Guitarist records first album after 30 years of playing for others
Chris Peifer has played with and for a blizzard of bands during his 30-year career as a bass guitarist (“groovy metal, punk, art-rock, folk-rock, singer-songwriter stuff”), but it is only now that he has recorded his first solo album, Suicide Mission — and he did it at Philipstown’s Roots Cellar Studio.
“It was never the intent to play in all those bands,” Peifer says. “Far from it. In fact, three-quarters of the members of one of my favorite bands, The Figgs, from Saratoga, have kept it going for 30 years, whereas in 30 years I’ve played in 30 bands.”

Chris Peifer (Jetpack Promotions)
It was the breakup of his penultimate band, Blockhouses, two years ago, that prompted his return to songwriting. “It was the perfect time for a solo — the sadness of collaborations ending,” Peifer says. “I thought I needed to keep playing and keep my sanity.”
He began writing songs with no intention of recording until he recalled that Todd Giudice, whom he’d met years earlier when they played together in a band, had converted a Philipstown barn into a studio.
“I came up to the studio for a day, we recorded one song and there was a real chemistry, working together in a spontaneous fashion,” says Peifer, who lives in New York City but often performs in Beacon. “It took two or three songs to think, ‘I’m going for this.’ ”
“I didn’t have 10 cohesive songs, but I scheduled another session, so I effectively gave myself a deadline,” he recalls. “Sometimes I finalized arrangements, or even finished lyrics on the train. I work under pressure, even when self-inflicted. Over the course of a little over a year, we were recording. After the pandemic started, I was staying with my parents in the Midwest, came home briefly to swap out my sweaters for shorts, and finished it off.”
Giudice co-produced, engineered and mixed the album, played drums and acoustic guitar and sang backing vocals.
Peifer says the character of the studio contributed to the album. “I had a tiny studio in Williamsburg, where character had to be added artificially, whereas with Todd’s, it’s there,” he says. “It’s a treat just being in a space and playing, hearing it as it will actually sound.

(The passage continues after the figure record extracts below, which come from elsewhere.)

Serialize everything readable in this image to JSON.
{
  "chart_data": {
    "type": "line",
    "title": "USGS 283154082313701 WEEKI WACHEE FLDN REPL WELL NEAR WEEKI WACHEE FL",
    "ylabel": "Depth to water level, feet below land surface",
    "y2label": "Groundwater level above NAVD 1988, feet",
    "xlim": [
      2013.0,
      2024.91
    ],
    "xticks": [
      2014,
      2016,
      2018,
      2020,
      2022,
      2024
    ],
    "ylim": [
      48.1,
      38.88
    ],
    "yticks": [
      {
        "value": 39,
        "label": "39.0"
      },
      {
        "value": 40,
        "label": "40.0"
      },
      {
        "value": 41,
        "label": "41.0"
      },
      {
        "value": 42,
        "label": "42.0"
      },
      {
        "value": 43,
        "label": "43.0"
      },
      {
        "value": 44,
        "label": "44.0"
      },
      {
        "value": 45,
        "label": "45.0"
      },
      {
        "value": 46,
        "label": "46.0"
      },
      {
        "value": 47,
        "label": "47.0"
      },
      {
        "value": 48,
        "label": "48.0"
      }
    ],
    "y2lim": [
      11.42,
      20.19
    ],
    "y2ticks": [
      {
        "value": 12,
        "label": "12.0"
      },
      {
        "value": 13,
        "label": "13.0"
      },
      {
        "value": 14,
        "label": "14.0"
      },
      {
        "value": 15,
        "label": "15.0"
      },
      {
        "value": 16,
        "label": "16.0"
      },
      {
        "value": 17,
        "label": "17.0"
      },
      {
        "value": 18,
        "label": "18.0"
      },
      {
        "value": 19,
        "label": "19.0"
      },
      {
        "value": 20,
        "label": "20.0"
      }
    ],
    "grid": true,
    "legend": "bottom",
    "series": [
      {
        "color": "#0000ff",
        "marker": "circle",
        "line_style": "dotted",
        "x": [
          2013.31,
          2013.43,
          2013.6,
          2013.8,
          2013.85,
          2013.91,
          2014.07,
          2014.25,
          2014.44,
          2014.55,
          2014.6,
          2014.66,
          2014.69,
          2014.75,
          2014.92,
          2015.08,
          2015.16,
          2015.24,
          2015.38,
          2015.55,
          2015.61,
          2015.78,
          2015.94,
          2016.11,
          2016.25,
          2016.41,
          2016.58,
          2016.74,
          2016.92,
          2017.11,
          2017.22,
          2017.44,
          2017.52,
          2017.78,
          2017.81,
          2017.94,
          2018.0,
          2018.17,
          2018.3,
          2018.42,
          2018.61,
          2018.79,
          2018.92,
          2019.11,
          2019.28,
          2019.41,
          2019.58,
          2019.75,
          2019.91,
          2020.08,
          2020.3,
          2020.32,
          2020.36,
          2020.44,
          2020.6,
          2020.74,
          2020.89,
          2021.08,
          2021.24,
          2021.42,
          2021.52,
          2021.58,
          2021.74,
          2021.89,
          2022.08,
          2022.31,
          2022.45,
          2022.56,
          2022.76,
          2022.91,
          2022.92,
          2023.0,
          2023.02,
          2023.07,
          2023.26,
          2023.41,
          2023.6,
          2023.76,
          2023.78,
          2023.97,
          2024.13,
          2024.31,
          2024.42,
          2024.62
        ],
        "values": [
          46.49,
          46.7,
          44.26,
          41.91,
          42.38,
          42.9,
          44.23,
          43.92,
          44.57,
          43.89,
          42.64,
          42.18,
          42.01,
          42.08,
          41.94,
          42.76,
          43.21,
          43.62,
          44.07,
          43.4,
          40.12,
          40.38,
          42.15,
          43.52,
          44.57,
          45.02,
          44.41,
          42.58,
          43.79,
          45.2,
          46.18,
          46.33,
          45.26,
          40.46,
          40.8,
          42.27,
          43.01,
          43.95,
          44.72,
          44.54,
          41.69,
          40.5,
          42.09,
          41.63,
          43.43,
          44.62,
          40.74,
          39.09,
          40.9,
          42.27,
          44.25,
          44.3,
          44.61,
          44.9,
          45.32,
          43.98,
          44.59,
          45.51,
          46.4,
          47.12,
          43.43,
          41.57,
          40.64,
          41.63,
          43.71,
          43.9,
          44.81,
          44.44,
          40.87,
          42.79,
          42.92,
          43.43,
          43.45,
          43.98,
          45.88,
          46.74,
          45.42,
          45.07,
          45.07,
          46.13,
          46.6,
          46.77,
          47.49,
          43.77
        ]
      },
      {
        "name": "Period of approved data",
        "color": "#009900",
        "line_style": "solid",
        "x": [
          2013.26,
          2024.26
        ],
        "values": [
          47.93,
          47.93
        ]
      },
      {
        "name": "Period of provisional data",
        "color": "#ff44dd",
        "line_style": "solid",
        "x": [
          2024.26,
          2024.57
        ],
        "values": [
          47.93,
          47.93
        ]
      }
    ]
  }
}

With this record, I wanted sonic connectedness.”
Peifer bought his first bass guitar with the proceeds from a paper route while growing up in Fort Wayne, Indiana. “Pretty much from that time I knew I wanted to be a rock ’n’ roll musician,” he says. “I still want to be that, which is crazy.” (He also works as a theater sound designer.)
He had his first paid gig at age 15 when his “very supportive” parents dropped him off at a Harley bar. “Hey — I got paid,” he says with a laugh.
Chris Peifer’s first solo album, released earlier this month with an illustration by Sarah MacGhee, can be purchased on CD or downloaded at chrispei.bandcamp.com.